Q:Are prospective purchasers required to submit a deposit of 10% of the purchase price when submitting a purchase offer on a probate property or at the confirmation hearing?

 

A:California law does not require a 10% deposit. Some personal representatives may request such a deposit which reflects the preference of those persons and the traditional practice in many areas. When listing a property an agent may wish to discuss with the personal representative the pros and cons of asking for a lower deposit amount which could possibly result in more and/or higher offers.

 

 

Q:What is a “Notice of Sale” and is it required prior to selling estate real property?

 

A:A Notice of Sale must be published prior to the sale of estate real property unless the will directs the real property to be sold or gives authority to the personal representative to sell the real property or the personal representative has full authority under the IAEA. The Notice of Sale provides the public with required information concerning the sale and will typically be handled by the attorney for the estate. The contents of the Notice of Sale can be found in Probate Code Section 10304.

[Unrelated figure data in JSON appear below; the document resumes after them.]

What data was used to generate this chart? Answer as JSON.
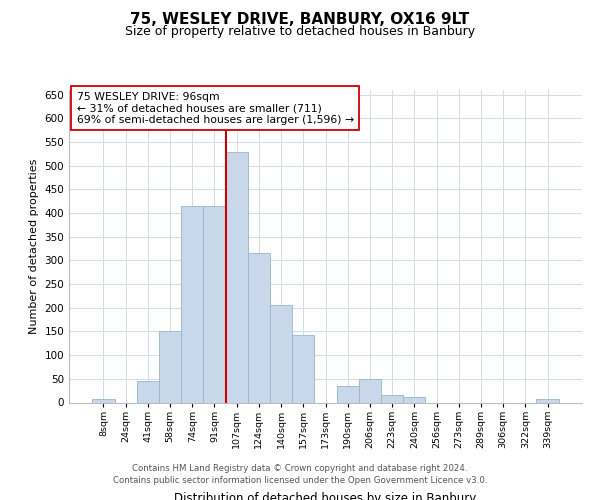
{
  "title": "75, WESLEY DRIVE, BANBURY, OX16 9LT",
  "subtitle": "Size of property relative to detached houses in Banbury",
  "xlabel": "Distribution of detached houses by size in Banbury",
  "ylabel": "Number of detached properties",
  "bar_color": "#c8d8ea",
  "bar_edge_color": "#9ab4cc",
  "bin_labels": [
    "8sqm",
    "24sqm",
    "41sqm",
    "58sqm",
    "74sqm",
    "91sqm",
    "107sqm",
    "124sqm",
    "140sqm",
    "157sqm",
    "173sqm",
    "190sqm",
    "206sqm",
    "223sqm",
    "240sqm",
    "256sqm",
    "273sqm",
    "289sqm",
    "306sqm",
    "322sqm",
    "339sqm"
  ],
  "bar_heights": [
    8,
    0,
    45,
    150,
    415,
    415,
    530,
    315,
    205,
    142,
    0,
    35,
    50,
    15,
    12,
    0,
    0,
    0,
    0,
    0,
    7
  ],
  "ylim": [
    0,
    660
  ],
  "yticks": [
    0,
    50,
    100,
    150,
    200,
    250,
    300,
    350,
    400,
    450,
    500,
    550,
    600,
    650
  ],
  "vline_bin_index": 5,
  "property_line_label": "75 WESLEY DRIVE: 96sqm",
  "annotation_line1": "← 31% of detached houses are smaller (711)",
  "annotation_line2": "69% of semi-detached houses are larger (1,596) →",
  "vline_color": "#cc0000",
  "annotation_box_color": "#ffffff",
  "annotation_box_edge": "#cc0000",
  "footer_line1": "Contains HM Land Registry data © Crown copyright and database right 2024.",
  "footer_line2": "Contains public sector information licensed under the Open Government Licence v3.0.",
  "background_color": "#ffffff",
  "grid_color": "#d0dce8"
}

A Notice of Sale of real property must be published at least three times over a period of not less than 10 days before the sale, with the third publication at least five days after the first (Cal. Prob. Code § 10300; Cal. Gov’t Code § 6063a). All publications must be in a newspaper published at least weekly in the county in which all or some of the property is situated.

Certain sales are exempt from this requirement, most importantly, sales by a personal representative with full authority under the IAEA (Cal. Prob. Code § 10503—the property may be sold with or without notice).

 

 

Q:What is meant by court confirmation of the sale of real property?

 

A:

The personal representative is required to report the sale and petition the court for confirmation of the sale within 30 days of accepting an offer (Cal. Prob. Code § 10308). Should the personal representative fail to perform these acts in this time period, the purchaser may do so on his or her own behalf (Cal. Prob. Code § 10308(b)). All estate real property sales must be confirmed by the court except for sales of property by a personal representative with full authority under the IAEA.

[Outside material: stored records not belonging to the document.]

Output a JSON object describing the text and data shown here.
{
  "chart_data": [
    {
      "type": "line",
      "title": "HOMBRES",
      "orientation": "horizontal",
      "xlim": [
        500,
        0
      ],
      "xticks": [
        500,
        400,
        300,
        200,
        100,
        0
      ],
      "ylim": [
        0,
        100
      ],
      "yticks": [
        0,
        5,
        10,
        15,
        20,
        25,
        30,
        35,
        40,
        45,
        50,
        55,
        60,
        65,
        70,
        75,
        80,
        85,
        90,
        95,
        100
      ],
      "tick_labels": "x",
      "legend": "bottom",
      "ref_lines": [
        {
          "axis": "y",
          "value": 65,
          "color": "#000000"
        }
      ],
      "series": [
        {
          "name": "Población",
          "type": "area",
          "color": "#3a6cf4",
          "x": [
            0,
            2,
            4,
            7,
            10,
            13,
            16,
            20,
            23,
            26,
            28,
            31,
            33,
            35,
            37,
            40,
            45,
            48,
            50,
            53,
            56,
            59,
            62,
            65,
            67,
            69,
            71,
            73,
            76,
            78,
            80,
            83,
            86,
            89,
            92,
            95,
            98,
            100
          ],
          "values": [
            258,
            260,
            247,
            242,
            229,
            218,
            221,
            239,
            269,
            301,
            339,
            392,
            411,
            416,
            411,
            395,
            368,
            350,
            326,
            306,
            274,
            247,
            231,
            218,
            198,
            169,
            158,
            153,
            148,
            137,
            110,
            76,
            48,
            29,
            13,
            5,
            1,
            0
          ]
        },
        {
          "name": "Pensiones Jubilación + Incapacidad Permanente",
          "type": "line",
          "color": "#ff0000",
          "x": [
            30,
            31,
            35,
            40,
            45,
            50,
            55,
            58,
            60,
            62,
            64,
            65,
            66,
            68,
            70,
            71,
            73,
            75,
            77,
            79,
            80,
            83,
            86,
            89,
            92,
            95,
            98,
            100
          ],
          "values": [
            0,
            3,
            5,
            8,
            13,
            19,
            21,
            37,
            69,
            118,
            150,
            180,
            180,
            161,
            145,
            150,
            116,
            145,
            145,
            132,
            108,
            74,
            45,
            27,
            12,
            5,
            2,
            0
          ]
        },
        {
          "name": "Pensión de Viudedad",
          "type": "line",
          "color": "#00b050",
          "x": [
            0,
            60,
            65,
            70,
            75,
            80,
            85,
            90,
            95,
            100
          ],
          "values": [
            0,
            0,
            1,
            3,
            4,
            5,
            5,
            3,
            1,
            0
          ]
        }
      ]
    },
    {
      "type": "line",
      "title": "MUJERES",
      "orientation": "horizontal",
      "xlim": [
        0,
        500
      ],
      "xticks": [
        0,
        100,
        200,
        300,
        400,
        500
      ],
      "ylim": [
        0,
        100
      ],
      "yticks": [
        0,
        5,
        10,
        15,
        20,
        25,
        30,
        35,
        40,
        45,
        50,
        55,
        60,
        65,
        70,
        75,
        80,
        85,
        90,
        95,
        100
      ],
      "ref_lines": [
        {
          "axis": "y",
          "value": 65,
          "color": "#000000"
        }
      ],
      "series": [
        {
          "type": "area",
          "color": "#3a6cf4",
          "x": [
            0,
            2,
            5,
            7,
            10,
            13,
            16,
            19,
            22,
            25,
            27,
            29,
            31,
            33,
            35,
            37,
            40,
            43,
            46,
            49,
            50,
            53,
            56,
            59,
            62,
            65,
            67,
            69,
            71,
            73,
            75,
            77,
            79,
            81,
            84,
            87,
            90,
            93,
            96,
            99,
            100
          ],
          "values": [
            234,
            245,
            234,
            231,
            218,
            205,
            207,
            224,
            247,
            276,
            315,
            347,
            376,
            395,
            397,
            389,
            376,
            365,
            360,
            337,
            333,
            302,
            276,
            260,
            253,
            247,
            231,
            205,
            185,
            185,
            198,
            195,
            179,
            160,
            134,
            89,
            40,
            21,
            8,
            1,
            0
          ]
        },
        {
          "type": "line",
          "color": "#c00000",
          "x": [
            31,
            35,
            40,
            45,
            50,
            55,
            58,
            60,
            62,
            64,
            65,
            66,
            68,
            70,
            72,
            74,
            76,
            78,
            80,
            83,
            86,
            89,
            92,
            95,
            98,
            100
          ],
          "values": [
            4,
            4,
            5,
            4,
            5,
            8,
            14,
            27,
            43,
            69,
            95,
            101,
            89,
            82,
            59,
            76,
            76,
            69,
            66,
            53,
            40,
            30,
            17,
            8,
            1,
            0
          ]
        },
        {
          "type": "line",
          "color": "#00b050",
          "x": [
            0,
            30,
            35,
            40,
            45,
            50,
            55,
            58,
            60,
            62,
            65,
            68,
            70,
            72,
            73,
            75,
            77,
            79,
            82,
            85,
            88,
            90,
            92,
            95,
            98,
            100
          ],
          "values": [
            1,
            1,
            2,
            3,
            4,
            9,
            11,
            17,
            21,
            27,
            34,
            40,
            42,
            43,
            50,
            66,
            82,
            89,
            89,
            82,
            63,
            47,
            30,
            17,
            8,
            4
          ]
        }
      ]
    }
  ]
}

At the confirmation hearing, the original sale may be subject to being overbid by another purchaser (Cal. Prob. Code § 10313). The court will confirm the sale to either the original bidder or to an overbidder and normally approve payment of the brokerage commissions. Title will pass to the successful buyer only after the terms of sale have been met, the court has confirmed the sale and the personal representative has executed a conveyance to that buyer (Cal. Prob. Code § 10314).